For Release August 14, 2005

Trees Now Showing Summer Stress

by Chuck Otte, Geary County Extension Agent

You don't need a calendar to tell you that it is getting late into summer. Just start taking a look at the trees as you travel around. The leaves speak volumes to the many different stresses that are hitting them as we move through the dog days of summer and into the late summer period.

    When evaluating damage on tree leaves this late in the season, it is important to remember that most trees, at least the ones that are mature or several years old, have already stored up most of the food reserves in their roots that they need to get them through the winter and growing next spring. Damage at this time of year may be aesthetically un-pleasing, but not necessarily damaging to the health of the tree.

    Oak leaves, especially the native bur and chinquapin oaks, have a lot of leaves turning yellow, gray and brown. The trees just look stressed. If you turn one of these leaves over, you will often see many small insects that have a lacy look to their wings and there may also be lots of little black dots on the leaf under surface. The insects are called lace bugs and the black specks are their droppings. Sometimes called plant bugs, they feed by sticking their mouth part into the leaf and sucking out the juices. Each one of these feeding spots then dies and all these little spots sort of merge together turning the leaf off color and looking half dead.

    By the time the leaves are looking this bad, it's not going to do much good to spray the insects. Killing the insects isn't going to make the leaves improve their appearance and often by the time you see the damage, they are through feeding. With small young trees go ahead and keep watering them as they may still put on some new leaves before fall sets in. If this feeding damage bothers you, then you need to start checking your oak trees next year in late June and start treating when you first see the insects, not when you see the damage.
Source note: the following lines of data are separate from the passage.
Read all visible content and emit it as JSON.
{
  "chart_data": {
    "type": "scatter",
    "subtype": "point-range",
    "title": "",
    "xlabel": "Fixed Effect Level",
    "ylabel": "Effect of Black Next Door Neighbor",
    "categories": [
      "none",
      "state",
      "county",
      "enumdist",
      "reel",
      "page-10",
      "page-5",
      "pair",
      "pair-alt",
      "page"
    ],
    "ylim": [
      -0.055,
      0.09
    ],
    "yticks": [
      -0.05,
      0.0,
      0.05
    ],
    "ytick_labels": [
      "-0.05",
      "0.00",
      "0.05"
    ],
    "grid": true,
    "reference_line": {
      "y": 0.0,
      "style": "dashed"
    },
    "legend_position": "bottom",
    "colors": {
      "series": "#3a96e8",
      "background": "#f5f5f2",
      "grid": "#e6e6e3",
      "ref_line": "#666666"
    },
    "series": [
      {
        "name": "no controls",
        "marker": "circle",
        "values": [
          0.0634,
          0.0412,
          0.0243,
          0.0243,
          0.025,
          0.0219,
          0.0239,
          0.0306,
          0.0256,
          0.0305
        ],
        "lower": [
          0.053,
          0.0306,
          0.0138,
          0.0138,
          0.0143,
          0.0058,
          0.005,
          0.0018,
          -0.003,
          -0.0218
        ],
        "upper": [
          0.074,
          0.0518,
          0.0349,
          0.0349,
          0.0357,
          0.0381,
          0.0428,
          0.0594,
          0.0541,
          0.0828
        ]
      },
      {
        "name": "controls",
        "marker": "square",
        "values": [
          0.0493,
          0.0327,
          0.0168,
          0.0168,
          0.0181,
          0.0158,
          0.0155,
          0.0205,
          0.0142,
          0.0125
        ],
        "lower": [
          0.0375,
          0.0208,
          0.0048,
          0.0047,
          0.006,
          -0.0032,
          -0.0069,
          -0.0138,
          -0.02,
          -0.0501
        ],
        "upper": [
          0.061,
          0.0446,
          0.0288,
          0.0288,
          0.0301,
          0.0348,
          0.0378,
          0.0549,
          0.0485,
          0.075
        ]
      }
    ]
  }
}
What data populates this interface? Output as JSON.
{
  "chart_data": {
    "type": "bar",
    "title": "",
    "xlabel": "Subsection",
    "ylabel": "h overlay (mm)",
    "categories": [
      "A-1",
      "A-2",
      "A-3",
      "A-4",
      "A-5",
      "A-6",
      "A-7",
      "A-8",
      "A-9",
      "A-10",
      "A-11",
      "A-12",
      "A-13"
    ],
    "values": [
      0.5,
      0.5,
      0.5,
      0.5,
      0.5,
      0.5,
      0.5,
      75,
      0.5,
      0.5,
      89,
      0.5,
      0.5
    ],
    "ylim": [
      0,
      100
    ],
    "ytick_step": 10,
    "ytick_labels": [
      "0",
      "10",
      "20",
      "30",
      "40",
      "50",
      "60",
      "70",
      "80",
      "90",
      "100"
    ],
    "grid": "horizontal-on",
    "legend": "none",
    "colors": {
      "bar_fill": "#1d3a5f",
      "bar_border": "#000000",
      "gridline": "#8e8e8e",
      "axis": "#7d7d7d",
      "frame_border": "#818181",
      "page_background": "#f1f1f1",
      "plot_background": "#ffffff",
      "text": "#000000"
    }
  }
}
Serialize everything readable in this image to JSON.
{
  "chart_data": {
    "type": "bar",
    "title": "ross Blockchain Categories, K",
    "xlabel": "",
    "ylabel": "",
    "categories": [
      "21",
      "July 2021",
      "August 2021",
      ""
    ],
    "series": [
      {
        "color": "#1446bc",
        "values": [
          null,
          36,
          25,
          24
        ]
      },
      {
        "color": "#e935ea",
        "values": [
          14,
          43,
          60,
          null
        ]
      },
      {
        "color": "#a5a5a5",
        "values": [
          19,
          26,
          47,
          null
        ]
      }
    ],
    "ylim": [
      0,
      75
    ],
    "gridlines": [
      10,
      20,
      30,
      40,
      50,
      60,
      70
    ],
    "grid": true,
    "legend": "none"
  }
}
    Honey locust trees are also looking rather distressed right now. The browning foliage is often seen on the tips of the branches and often associated with amass of webbing that mats the leaves together. The culprit here is the Mimosa webworm. The larvae of this small moth pulls the leaves together in a mat and then feeds in a somewhat protected little package of leaves, twigs and webbing. By now it is virtually impossible to control them and again, while looking bad, the damage is virtually non significant to mature healthy trees. Treatment with a biological control such as Dipel or BT would need to be initiated in early to mid July to stop this pest.

    Finally, we are seeing, and will continue to see, more of the walnut caterpillar and the fall webworm. Both of these pests feed on the leaves of many tree species. They will develop large webby masses that will linger on well after the leaves have fallen and the caterpillars have spun their cocoons. At different times people have used torches and burned these webby messes or clipped off the branch ends. In many cases, this action causes more damage and misshapen trees than the caterpillar feeding damage would ever do. You can try to break up the webbing with a pole and spray insecticide up in them. You can hit it was a high pressure sprayer, either with an insecticide or just straight water. Or you can do nothing and ignore them.

    Many of the trees are looking stressed right now. But most of the real stress is coming from the homeowners who are fretting about what they are seeing. Relax and just enjoy those waning days of summer!